Les possibilités d’évolution du secteur de l’huile de palme, et donc du modèle agro-industriel de la RSPO, sont limitées pour deux raisons. D’une part, il ne reste plus beaucoup de nouvelles terres pouvant être utilisées pour la production de palmiers à huile, car ils ne peuvent être cultivés qu’entre 0 et 1000 mètres d’altitudes, endroits où il y a déjà des établissements humains et de l’agriculture. D’autre part, l’essor de l’huile de palme après 2008 est directement lié à l’essor de la production de biocarburants, en particulier pour le marché européen. L’UE a même légiféré en 2012 pour admettre la production de la RSPO sur son marché intérieur. Ceci a maintenu des prix élevés, ce qui est le facteur déterminant de l’investissement financier dans de nouvelles plantations, et donc de l’accaparement des terres. Actuellement, l’agro-diesel constitue 45% de l’huile de palme consommée en Europe. L’UE pourrait maintenant exclure cette huile comestible de sa liste d’agro-carburants. Si c’est le cas, le marché de l’huile de palme risque de s’effondrer, et les investissements de s’arrêter.

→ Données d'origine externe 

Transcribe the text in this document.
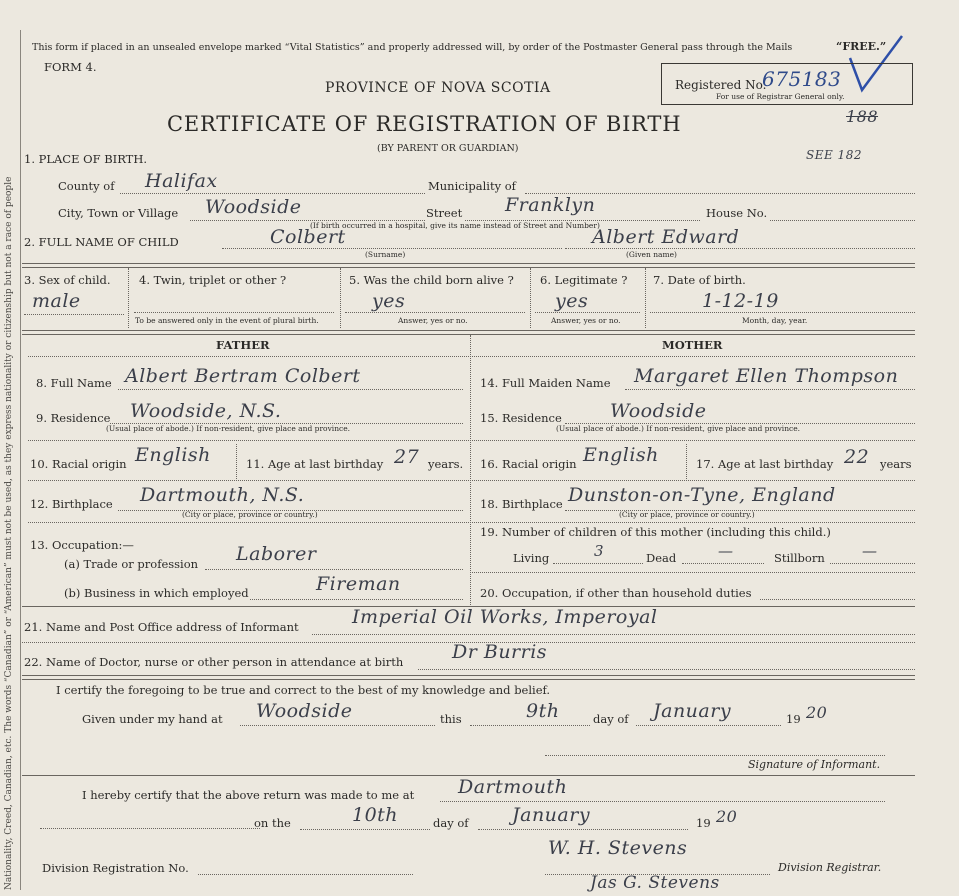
Nationality, Creed, Canadian, etc. The words “Canadian” or “American” must not be used, as they express nationality or citizenship but not a race of people
This form if placed in an unsealed envelope marked “Vital Statistics” and properly addressed will, by order of the Postmaster General pass through the Mails	“FREE.”
FORM 4.
PROVINCE OF NOVA SCOTIA
CERTIFICATE OF REGISTRATION OF BIRTH
(BY PARENT OR GUARDIAN)
Registered No.
675183
For use of Registrar General only.
188
SEE 182
1. PLACE OF BIRTH.
County of Halifax	Municipality of
City, Town or Village Woodside	Street Franklyn	House No.
(If birth occurred in a hospital, give its name instead of Street and Number)
2. FULL NAME OF CHILD	Colbert
(Surname)
Albert Edward
(Given name)
3. Sex of child.
male
4. Twin, triplet or other ?
To be answered only in the event of plural birth.
5. Was the child born alive ?
yes
Answer, yes or no.
6. Legitimate ?
yes
Answer, yes or no.
7. Date of birth.
1-12-19
Month, day, year.
FATHER	MOTHER
8. Full Name Albert Bertram Colbert	14. Full Maiden Name Margaret Ellen Thompson
9. Residence Woodside, N.S.
(Usual place of abode.) If non-resident, give place and province.
15. Residence	Woodside
(Usual place of abode.) If non-resident, give place and province.
10. Racial origin English	11. Age at last birthday 27 years. 16. Racial origin English	17. Age at last birthday 22 years
12. Birthplace Dartmouth, N.S.
(City or place, province or country.)
18. Birthplace Dunston-on-Tyne, England
(City or place, province or country.)
13. Occupation:—
19. Number of children of this mother (including this child.)
(a) Trade or profession Laborer	Living	3	Dead	—	Stillborn —
(b) Business in which employed	Fireman	20. Occupation, if other than household duties
21. Name and Post Office address of Informant	Imperial Oil Works, Imperoyal
22. Name of Doctor, nurse or other person in attendance at birth	Dr Burris
I certify the foregoing to be true and correct to the best of my knowledge and belief.
Given under my hand at Woodside	this	9th	day of January	19 20
Signature of Informant.
I hereby certify that the above return was made to me at Dartmouth
on the	10th	day of January	19 20
Division Registration No.
W. H. Stevens
Division Registrar.
Jas G. Stevens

Afin de vraiment parvenir à produire une huile de palme durable, il faudrait réformer la RSPO dans son intégralité, ce qui est quasiment impossible. Cela signifierait tout recommencer avec des petits producteurs cultivant des terres dégradées. Le but serait alors de leur fournir les canaux de commercialisation afin qu’ils aient un accès direct à la chaîne de valeur.